There are many dance pieces born out of the study of ancient Chinese paintings, murals and clay statues.

One is Xianghe Ge, which is adapted from a traditional Han Dynasty (206 BC-AD 220) dance that was often staged during banquets at that time. It was a re-created dance piece performed by female students of the Beijing Dance Academy and by choreographer Sun Ying that later featured in the popular TV show, Wu Qiannian (Dancing Through the Millennium), coproduced by Henan TV and Chinese video platform Bilibili in 2021.

In the performance of Xianghe Ge, the female dancers, wearing costumes of the Eastern Han Dynasty (25-220), chant poems and dance on and off the tops of drums, creating rhythms with their feet. Since it premiered in 2009, the dance piece has become an excerpt of Sun's dance drama, Tongque Ji (Dancing Girl of Tongque Platform).

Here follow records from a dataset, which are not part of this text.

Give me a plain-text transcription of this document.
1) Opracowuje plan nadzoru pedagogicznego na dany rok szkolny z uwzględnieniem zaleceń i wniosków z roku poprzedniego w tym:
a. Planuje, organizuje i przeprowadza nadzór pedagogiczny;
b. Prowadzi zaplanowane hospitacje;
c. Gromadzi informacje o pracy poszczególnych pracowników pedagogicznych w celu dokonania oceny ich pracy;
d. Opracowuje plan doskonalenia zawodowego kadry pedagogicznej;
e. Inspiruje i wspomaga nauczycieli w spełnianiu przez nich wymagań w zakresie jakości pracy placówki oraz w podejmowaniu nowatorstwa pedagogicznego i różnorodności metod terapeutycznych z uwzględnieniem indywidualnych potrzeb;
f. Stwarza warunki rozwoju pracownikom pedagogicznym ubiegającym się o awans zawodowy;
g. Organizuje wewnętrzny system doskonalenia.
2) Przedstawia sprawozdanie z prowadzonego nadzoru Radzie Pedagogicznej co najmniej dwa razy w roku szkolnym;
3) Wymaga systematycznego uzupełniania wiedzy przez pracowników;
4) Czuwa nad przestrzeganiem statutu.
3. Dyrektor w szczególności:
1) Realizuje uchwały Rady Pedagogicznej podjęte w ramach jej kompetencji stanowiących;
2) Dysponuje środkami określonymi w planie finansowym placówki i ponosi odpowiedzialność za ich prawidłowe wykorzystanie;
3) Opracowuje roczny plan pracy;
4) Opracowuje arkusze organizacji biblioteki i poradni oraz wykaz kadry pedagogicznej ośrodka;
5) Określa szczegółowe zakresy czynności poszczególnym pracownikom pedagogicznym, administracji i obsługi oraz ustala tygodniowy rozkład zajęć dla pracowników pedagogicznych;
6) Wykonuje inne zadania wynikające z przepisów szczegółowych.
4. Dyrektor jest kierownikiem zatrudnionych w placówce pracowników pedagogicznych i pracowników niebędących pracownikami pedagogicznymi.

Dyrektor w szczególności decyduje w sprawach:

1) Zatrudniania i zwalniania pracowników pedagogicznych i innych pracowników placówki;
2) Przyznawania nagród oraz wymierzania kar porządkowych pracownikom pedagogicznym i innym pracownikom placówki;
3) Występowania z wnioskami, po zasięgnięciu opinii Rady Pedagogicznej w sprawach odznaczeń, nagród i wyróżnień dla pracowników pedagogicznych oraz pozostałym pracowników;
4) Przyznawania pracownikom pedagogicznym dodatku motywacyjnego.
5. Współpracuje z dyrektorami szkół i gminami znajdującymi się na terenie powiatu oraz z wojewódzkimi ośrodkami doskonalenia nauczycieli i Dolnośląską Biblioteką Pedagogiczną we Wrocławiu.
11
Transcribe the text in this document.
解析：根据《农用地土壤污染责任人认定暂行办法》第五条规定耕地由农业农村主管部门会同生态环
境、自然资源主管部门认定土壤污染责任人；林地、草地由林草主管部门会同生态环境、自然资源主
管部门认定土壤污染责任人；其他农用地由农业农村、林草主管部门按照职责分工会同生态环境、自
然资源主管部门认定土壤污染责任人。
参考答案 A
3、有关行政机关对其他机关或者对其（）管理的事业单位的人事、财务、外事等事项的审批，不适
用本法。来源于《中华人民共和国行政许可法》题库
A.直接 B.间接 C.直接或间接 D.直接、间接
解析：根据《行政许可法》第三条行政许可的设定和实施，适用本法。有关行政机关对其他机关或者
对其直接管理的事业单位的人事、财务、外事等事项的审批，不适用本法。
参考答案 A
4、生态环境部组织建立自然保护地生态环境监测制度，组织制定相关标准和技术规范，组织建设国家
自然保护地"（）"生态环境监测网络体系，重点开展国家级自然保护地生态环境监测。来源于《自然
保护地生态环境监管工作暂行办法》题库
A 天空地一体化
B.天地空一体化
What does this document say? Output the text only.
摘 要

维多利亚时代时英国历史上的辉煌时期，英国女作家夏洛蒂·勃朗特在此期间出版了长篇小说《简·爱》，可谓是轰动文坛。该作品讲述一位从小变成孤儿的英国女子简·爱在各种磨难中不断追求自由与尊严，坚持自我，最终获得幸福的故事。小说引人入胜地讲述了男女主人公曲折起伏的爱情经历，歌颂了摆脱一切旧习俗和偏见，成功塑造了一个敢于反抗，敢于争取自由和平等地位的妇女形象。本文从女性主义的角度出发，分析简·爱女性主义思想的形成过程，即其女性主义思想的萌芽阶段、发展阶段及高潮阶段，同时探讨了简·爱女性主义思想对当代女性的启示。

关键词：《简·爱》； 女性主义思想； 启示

Such modern presentations of ancient Chinese dances have been gaining popularity among the younger generation. The viral dance piece, A Tang Dynasty Banquet, produced and staged by Henan TV in 2021, portrays such national treasures as Tang Dynasty (618-907) clay figurines.

"Those dances bring ancient ceramic statuettes to life and tell their stories onstage, which is a creative approach to showcasing the treasures," says Xu Rui, president of the Beijing Dance Academy.

"Thanks to Wang Qian, we have these dancing figurines, which will inspire us to be creative and imaginative with the choreography."